UM ROSTO PERDIDO
Ela amou sempre. Do início ao fim. Eles não a compreenderam. E mesmo se compreendessem a perderiam porque ela sempre saía antes do fechar das cortinas e já se ia ao longe tropeçando em palavras tardias, rolando pela geografia dos desertos áridos, das montanhas de areia lhe arranhando a boca num beijo sangrento... mas preferia isso a ter de ouvir um “preciso de um tempo”, “não vai dar mais...” ou coisas do tipo.

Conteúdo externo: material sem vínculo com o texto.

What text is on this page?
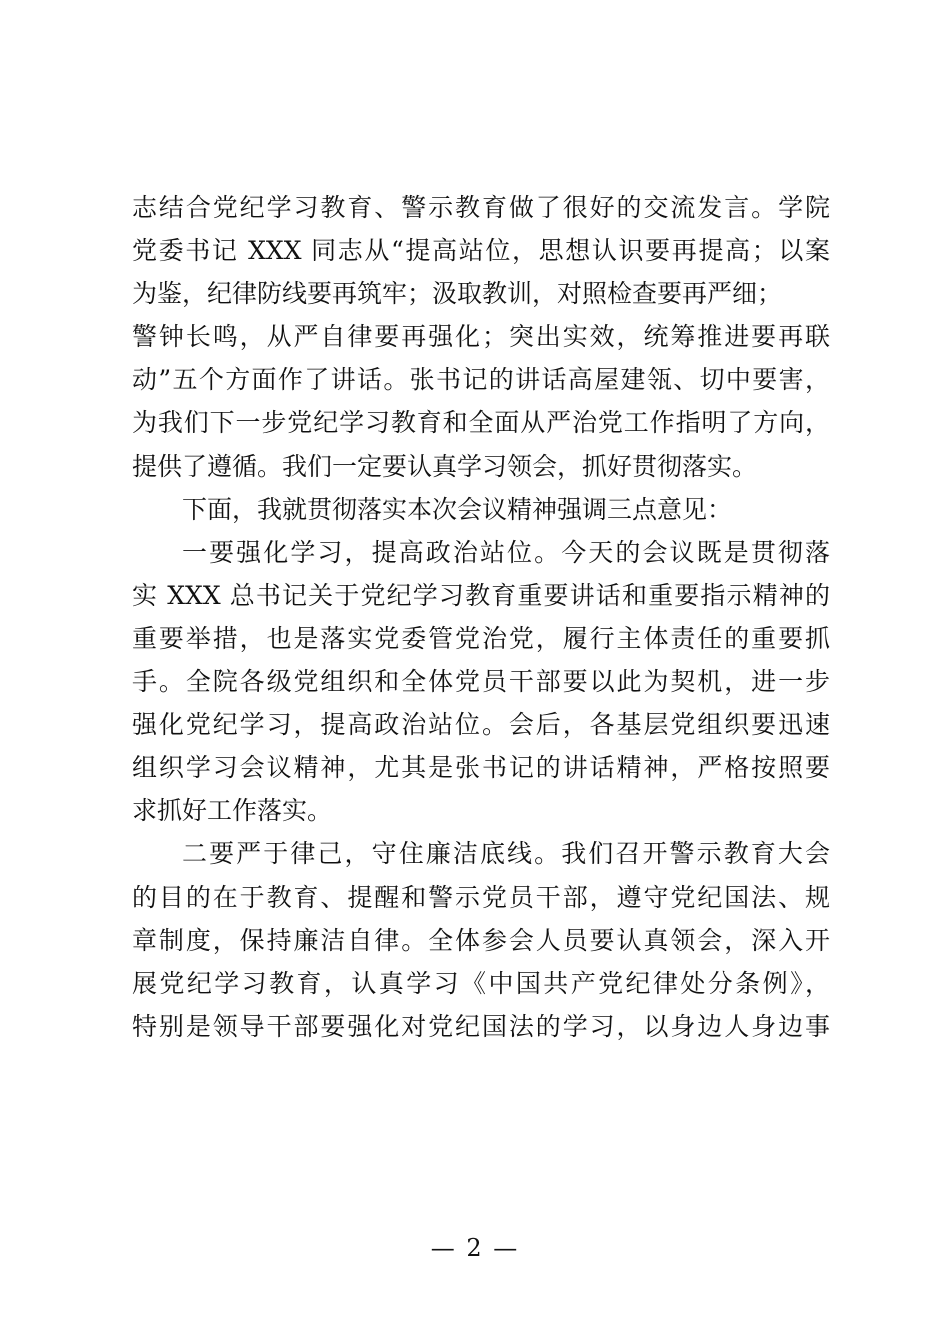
志结合党纪学习教育、警示教育做了很好的交流发言。学院
党委书记 XXX 同志从“提高站位，思想认识要再提高；以案
为鉴，纪律防线要再筑牢；汲取教训，对照检查要再严细；
警钟长鸣，从严自律要再强化；突出实效，统筹推进要再联
动”五个方面作了讲话。张书记的讲话高屋建瓴、切中要害，
为我们下一步党纪学习教育和全面从严治党工作指明了方向，
提供了遵循。我们一定要认真学习领会，抓好贯彻落实。
下面，我就贯彻落实本次会议精神强调三点意见：
一要强化学习，提高政治站位。今天的会议既是贯彻落
实 XXX 总书记关于党纪学习教育重要讲话和重要指示精神的
重要举措，也是落实党委管党治党，履行主体责任的重要抓
手。全院各级党组织和全体党员干部要以此为契机，进一步
强化党纪学习，提高政治站位。会后，各基层党组织要迅速
组织学习会议精神，尤其是张书记的讲话精神，严格按照要
求抓好工作落实。
二要严于律己，守住廉洁底线。我们召开警示教育大会
的目的在于教育、提醒和警示党员干部，遵守党纪国法、规
章制度，保持廉洁自律。全体参会人员要认真领会，深入开
展党纪学习教育，认真学习《中国共产党纪律处分条例》，
特别是领导干部要强化对党纪国法的学习，以身边人身边事
— 2 —
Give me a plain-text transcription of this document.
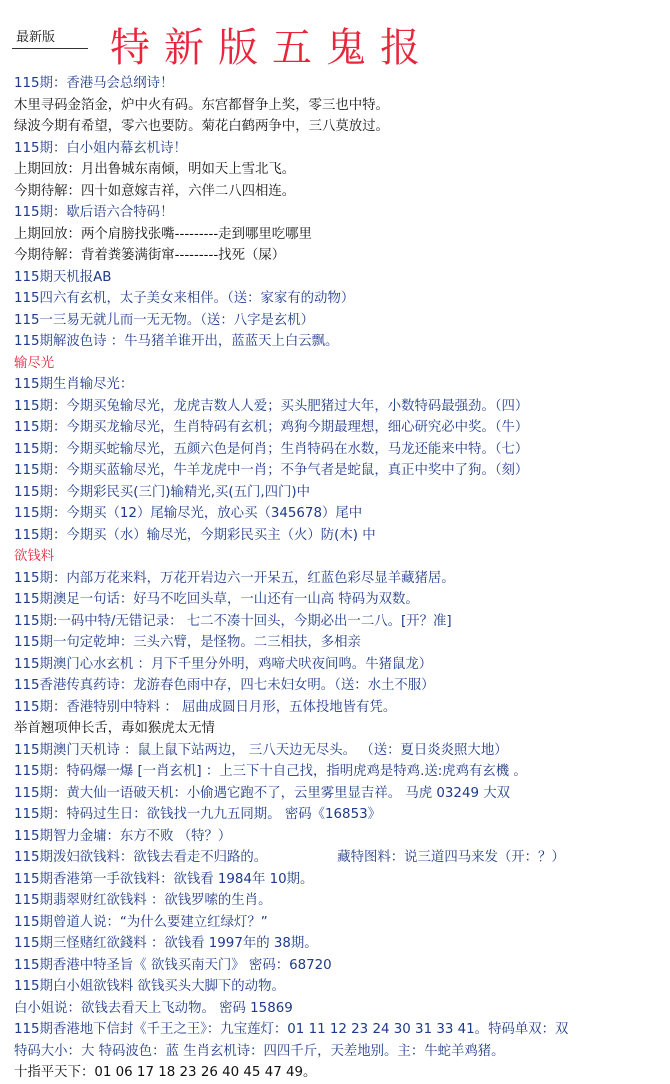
最新版 特新版五鬼报
115期：香港马会总纲诗！
木里寻码金箔金，炉中火有码。东宫都督争上奖，零三也中特。
绿波今期有希望，零六也要防。菊花白鹤两争中，三八莫放过。
115期：白小姐内幕玄机诗！
上期回放：月出鲁城东南倾，明如天上雪北飞。
今期待解：四十如意嫁吉祥，六伴二八四相连。
115期：歇后语六合特码！
上期回放：两个肩膀找张嘴---------走到哪里吃哪里
今期待解：背着粪篓满街窜---------找死（屎）
115期天机报AB
115四六有玄机，太子美女来相伴。（送：家家有的动物）
115一三易无就儿而一无无物。（送：八字是玄机）
115期解波色诗 ：牛马猪羊谁开出，蓝蓝天上白云飘。
输尽光
115期生肖输尽光：
115期：今期买兔输尽光，龙虎吉数人人爱；买头肥猪过大年，小数特码最强劲。（四）
115期：今期买龙输尽光，生肖特码有玄机；鸡狗今期最理想，细心研究必中奖。（牛）
115期：今期买蛇输尽光，五颜六色是何肖；生肖特码在水数，马龙还能来中特。（七）
115期：今期买蓝输尽光，牛羊龙虎中一肖；不争气者是蛇鼠，真正中奖中了狗。（刻）
115期：今期彩民买(三门)输精光,买(五门,四门)中
115期：今期买（12）尾输尽光，放心买（345678）尾中
115期：今期买（水）输尽光，今期彩民买主（火）防(木) 中
欲钱料
115期：内部万花来料，万花开岩边六一开呆五，红蓝色彩尽显羊藏猪居。
115期澳足一句话：好马不吃回头草，一山还有一山高 特码为双数。
115期:一码中特/无错记录： 七二不凑十回头，今期必出一二八。[开？准]
115期一句定乾坤：三头六臂，是怪物。二三相扶，多相亲
115期澳门心水玄机 ：月下千里分外明，鸡啼犬吠夜间鸣。牛猪鼠龙）
115香港传真药诗：龙游春色雨中存，四七未妇女明。（送：水土不服）
115期：香港特别中特料 ： 屈曲成圆日月形，五体投地皆有凭。
举首翘项伸长舌，毒如猴虎太无情
115期澳门天机诗 ：鼠上鼠下站两边， 三八天边无尽头。 （送：夏日炎炎照大地）
115期：特码爆一爆 [一肖玄机] ：上三下十自己找，指明虎鸡是特鸡.送:虎鸡有玄機 。
115期：黄大仙一语破天机：小偷遇它跑不了，云里雾里显吉祥。 马虎 03249 大双
115期：特码过生日：欲钱找一九九五同期。 密码《16853》
115期智力金墉：东方不败 （特？）
115期泼妇欲钱料：欲钱去看走不归路的。	藏特图料：说三道四马来发（开：？）
115期香港第一手欲钱料：欲钱看 1984年 10期。
115期翡翠财红欲钱料 ：欲钱罗嗦的生肖。
115期曾道人说：“为什么要建立红绿灯？”
115期三怪赌红欲錢料 ：欲钱看 1997年的 38期。
115期香港中特圣旨《 欲钱买南天门》 密码：68720
115期白小姐欲钱料 欲钱买头大脚下的动物。
白小姐说：欲钱去看天上飞动物。 密码 15869
115期香港地下信封《千王之王》：九宝莲灯：01 11 12 23 24 30 31 33 41。特码单双：双
特码大小：大 特码波色：蓝 生肖玄机诗：四四千斤，天差地别。主：牛蛇羊鸡猪。
十指平天下：01 06 17 18 23 26 40 45 47 49。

Naufragou muitas vezes na própria resistência. Teve saudades da chuva, do líquido viscoso escorrendo pelas
estações das águas, sentiu falta dos olhos que a desvendaram como uma lupa e das carícias que se perderam num vento sem causa. Morreu várias vezes com o corpo cravado de dúvidas e reviveu sem nenhuma certeza. Empobreceu por ter perdido o sonho e por compreender não haver nada mais a perder. Seus olhos, agora, são donos de uma paisagem horizontal que a corta ao meio e dói cada segundo que traspassa seu corpo habitado pela mais noturna das noites.Vive descalça para se energizar ou para ver se desata o nó do peito, e na sacada do apartamento permanece atenta ouvindo vozes fragilizadas cortando o ar, amores fracos que terminam com o alvorecer e deixam expostos uma ferida duvidosa, uma explosão surda e silenciosa querendo sair pela garganta, querendo arrebentar as portas, querendo arrancar do corpo uma dor, mas a lágrima é engolida com um sorriso falso e com a esperança de amanhã talvez outro alguém mais interessante.

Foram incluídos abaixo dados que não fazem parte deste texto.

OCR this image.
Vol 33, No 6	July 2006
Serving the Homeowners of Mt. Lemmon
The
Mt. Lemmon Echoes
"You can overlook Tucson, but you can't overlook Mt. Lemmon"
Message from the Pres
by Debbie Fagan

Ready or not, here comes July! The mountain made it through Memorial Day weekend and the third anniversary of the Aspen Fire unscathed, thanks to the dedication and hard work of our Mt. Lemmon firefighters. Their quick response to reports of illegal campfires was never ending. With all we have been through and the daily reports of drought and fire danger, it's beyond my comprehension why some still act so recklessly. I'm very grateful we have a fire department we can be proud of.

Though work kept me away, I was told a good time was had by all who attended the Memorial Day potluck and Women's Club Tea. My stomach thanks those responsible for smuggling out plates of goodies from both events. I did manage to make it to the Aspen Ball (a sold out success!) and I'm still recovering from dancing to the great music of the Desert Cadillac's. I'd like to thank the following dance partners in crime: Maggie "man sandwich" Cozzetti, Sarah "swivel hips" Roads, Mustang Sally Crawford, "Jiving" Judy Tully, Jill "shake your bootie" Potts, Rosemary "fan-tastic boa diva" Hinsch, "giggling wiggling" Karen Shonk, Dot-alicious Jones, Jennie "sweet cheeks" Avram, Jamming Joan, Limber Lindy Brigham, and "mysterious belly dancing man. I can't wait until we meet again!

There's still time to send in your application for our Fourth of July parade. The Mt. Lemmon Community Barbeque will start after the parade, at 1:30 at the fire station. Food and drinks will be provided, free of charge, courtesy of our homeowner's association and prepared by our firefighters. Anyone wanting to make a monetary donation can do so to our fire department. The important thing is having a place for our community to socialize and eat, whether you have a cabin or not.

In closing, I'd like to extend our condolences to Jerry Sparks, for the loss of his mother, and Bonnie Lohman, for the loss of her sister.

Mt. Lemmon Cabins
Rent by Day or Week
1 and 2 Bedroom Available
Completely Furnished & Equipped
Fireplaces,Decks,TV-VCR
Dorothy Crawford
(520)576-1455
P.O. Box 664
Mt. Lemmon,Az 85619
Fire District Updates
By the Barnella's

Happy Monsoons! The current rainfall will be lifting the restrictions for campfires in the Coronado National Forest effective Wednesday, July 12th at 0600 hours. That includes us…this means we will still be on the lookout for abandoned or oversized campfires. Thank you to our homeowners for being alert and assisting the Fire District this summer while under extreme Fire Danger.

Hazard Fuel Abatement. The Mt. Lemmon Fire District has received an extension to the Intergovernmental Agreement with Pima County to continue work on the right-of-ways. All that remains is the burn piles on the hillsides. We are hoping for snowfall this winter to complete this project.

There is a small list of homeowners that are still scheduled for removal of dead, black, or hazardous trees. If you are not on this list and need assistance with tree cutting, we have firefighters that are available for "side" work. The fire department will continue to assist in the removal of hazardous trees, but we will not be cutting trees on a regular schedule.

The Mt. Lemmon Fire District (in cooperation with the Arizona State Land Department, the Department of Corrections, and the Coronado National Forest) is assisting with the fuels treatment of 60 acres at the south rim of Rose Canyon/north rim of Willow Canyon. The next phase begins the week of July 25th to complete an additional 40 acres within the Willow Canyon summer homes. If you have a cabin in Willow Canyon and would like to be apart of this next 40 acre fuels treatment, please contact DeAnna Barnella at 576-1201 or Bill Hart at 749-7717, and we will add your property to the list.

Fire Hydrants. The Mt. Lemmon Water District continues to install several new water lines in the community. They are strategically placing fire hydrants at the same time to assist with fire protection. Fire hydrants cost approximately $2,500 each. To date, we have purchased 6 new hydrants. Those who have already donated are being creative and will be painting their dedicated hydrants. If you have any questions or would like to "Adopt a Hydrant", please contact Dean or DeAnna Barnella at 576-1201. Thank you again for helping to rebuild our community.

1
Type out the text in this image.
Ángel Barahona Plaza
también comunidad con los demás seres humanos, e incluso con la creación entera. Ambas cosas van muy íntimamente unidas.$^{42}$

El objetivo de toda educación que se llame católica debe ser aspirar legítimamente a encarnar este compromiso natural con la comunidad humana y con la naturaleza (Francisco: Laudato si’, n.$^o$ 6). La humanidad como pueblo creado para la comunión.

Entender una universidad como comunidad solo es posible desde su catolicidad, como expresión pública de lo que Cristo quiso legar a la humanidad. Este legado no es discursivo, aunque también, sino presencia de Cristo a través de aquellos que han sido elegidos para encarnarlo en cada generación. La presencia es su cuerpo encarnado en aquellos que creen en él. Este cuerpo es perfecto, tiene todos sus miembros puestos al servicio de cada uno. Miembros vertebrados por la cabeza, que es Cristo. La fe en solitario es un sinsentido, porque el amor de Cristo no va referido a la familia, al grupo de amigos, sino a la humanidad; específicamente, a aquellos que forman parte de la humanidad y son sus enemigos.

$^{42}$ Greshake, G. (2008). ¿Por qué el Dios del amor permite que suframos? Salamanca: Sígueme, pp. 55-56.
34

Mulheres tentando pôr as coisas onde não alcançam. Mulheres tentando assimilar a felicidade passageira de uma noite, guardando o amargo de um beijo, a acidez de uma bebida que a fará dormir, durante o dia, o sono do esquecimento, fingindo nada ter acontecido e que, o resultado não foi assim tão doloroso.

Vê um casal entrando num estabelecimento. Acima uma placa de néon com os dizeres “otel”, a primeira letra já se havia apagado. Que triste! Um ar de desesperança, um ar morno, um reflexo das letras na poça d`água. De repente uma mulher não querendo esquecer, de repente uma mulher lavando o rosto com água fria, umas roupas jogadas pelos cantos, memórias pequenas esparramadas pela cama, coisas misturadas, ressentidas... e uma teia de aranha crescendo no pensamento, mas ela adia a angustia, desvira o vestido do avesso, calça o par de sapatos que ele nem reparou... engole o resto de líquido do copo e faz cara de mulher satisfeita... de repente se acha burra, idiota... e sorri alto tentando disfarçar o embaraço, tentando não demonstrar que no fundo é um bicho desamparado e joga palavras ao vento para que ele não tenha pena e não se dê conta de que debaixo das curvas profundas bate um coração como um brilhante explodindo em cores. Talvez ele nunca tenha conhecido isso. E ela ali jogando com o destino, jogando com as possibilidades. Tentando desvendar o enigma, a carta na manga. Mas o homem sempre cheio de mistério continua a penetrar o corpo porque sente medo de penetrar a alma, ou prefere viver assim com a certeza do dever cumprido, com a convicção de macho que não se entrega e continua misterioso.

A rua lá embaixo a deprime. Melhor deixar a madrugada morrer na avenida com um pouco de frio, um pouco de marginalidade, um pouco de insônia, um pouco de silêncio nas almas multifacetadas e vai dormir com a trilha sonora do vento zunindo no vidro.